Medicinal Chemistry Properties of Aspirin
Figure 1: Predicted medicinal property of Aspirin.
Quantitative Estimate of Drug-likeness (QED)
Definition: A measure integrating eight molecular properties (MW, logP, HBA, HBD, PSA, rotatable bonds, aromatic rings, and structural alerts) to quantify drug-likeness 12.
Importance: Provides a comprehensive assessment of a compound's potential as an oral drug. Higher values indicate better drug-like properties.
Expected Range: QED > 0.67 is considered excellent, 0.49-0.67 is moderate, and <0.34 is poor. Aspirin has a QED of approximately 0.55.
Synthetic Accessibility Score (SAscore)
Definition: Estimation of how easy or complex a molecule is to synthesize (1 = easy, 10 = difficult).
Importance: Helps assess the practical feasibility of compound synthesis during drug development.
Expected Range: Scores ≤ 6 indicate compounds that are relatively easy to synthesize.

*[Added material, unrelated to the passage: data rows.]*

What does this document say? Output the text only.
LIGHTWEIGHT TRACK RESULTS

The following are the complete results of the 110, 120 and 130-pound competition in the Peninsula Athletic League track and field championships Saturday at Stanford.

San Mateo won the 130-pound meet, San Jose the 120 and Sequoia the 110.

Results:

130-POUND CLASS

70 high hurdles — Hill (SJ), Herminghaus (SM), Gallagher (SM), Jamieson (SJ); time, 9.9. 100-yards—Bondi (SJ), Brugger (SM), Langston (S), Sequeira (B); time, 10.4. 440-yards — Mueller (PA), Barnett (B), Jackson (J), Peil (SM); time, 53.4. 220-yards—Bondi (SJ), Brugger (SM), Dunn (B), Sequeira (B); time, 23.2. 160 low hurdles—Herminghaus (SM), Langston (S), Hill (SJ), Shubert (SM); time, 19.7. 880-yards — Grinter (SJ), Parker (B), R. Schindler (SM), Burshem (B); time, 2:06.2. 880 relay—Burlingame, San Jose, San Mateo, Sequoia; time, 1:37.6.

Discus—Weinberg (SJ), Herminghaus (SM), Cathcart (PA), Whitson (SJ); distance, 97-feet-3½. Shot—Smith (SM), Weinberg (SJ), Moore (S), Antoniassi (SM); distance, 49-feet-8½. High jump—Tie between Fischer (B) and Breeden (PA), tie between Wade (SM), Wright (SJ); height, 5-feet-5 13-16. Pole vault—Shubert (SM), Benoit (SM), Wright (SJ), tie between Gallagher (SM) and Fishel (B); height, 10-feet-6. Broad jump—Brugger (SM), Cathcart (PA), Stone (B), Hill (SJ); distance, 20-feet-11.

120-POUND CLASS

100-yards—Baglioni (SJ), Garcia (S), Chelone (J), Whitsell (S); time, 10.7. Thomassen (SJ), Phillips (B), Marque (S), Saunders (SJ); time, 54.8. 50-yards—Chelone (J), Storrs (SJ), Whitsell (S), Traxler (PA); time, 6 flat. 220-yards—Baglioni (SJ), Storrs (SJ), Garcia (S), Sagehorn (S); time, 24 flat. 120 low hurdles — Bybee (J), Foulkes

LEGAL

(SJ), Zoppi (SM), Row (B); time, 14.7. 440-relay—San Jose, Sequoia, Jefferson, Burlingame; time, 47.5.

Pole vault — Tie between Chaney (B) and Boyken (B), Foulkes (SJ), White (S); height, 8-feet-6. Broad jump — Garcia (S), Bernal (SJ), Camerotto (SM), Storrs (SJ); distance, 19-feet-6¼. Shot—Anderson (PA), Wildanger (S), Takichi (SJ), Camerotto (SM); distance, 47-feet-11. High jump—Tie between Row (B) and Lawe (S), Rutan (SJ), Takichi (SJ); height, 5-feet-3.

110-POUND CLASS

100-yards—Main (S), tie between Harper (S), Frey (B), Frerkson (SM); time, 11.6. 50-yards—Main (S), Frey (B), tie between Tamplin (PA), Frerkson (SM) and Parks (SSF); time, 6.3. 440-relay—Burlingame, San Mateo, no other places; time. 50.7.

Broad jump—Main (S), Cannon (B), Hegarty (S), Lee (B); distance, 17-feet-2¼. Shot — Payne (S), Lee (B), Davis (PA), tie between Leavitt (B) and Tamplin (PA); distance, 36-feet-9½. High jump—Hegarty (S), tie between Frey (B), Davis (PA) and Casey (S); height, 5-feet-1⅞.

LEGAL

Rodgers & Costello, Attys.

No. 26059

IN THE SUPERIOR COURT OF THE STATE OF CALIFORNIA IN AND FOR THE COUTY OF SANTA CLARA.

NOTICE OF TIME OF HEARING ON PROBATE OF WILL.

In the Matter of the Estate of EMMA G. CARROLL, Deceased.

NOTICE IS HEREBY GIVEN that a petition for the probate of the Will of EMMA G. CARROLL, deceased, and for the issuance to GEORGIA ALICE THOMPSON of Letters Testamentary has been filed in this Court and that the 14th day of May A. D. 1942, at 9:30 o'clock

Aspirin has a SAscore of approximately "easy", indicating very high synthetic accessibility.
Natural Product-likeness Score (NPscore)
Definition: Measures similarity to known natural products based on molecular fragmentation patterns.
Importance: Natural product-like compounds often have better bioactivity and target selectivity.
Expected Range: Typically between -5 to 5 (Figure 1), with higher scores indicating greater natural product similarity. Aspirin has a 0.122 NPscore, as it is a synthetic derivative of salicylic acid (though inspired by natural compounds).
Lipinski's Rule of Five
Importance: A classic rule of thumb for evaluating if a compound has properties that would make it a likely orally active drug. A molecule is likely to have poor absorption if it violates two or more of these rules: MW ≤ 500, LogP ≤ 5, nHBD ≤ 5, nHBA ≤ 10
Aspirin Example: 0 Violations. Aspirin passes all criteria, indicating good drug-like properties.
Pfizer, GSK, Golden Triangle Rules
Importance: These are additional rules developed by pharmaceutical companies to refine drug-likeness criteria, often focusing on optimizing properties to avoid late-stage failures. For example, the Golden Triangle rule balances LogD and MW to predict good membrane permeability and metabolic clearance.
Expected Range: Passing these rules (output is "Yes" or "No").
Aspirin generally passes Pfizer and GSK.
PAINS (Pan Assay Interference Compounds)
Importance: PAINS are chemical structures that are known to interfere with many different biological assays, often by reacting non-specifically with proteins or producing false positive signals. Identifying and removing these compounds early is crucial.
Expected Range: 0 alerts. The output is "Yes" if an alert is found.
Aspirin : 0 alerts. Aspirin is not a PAINS compound.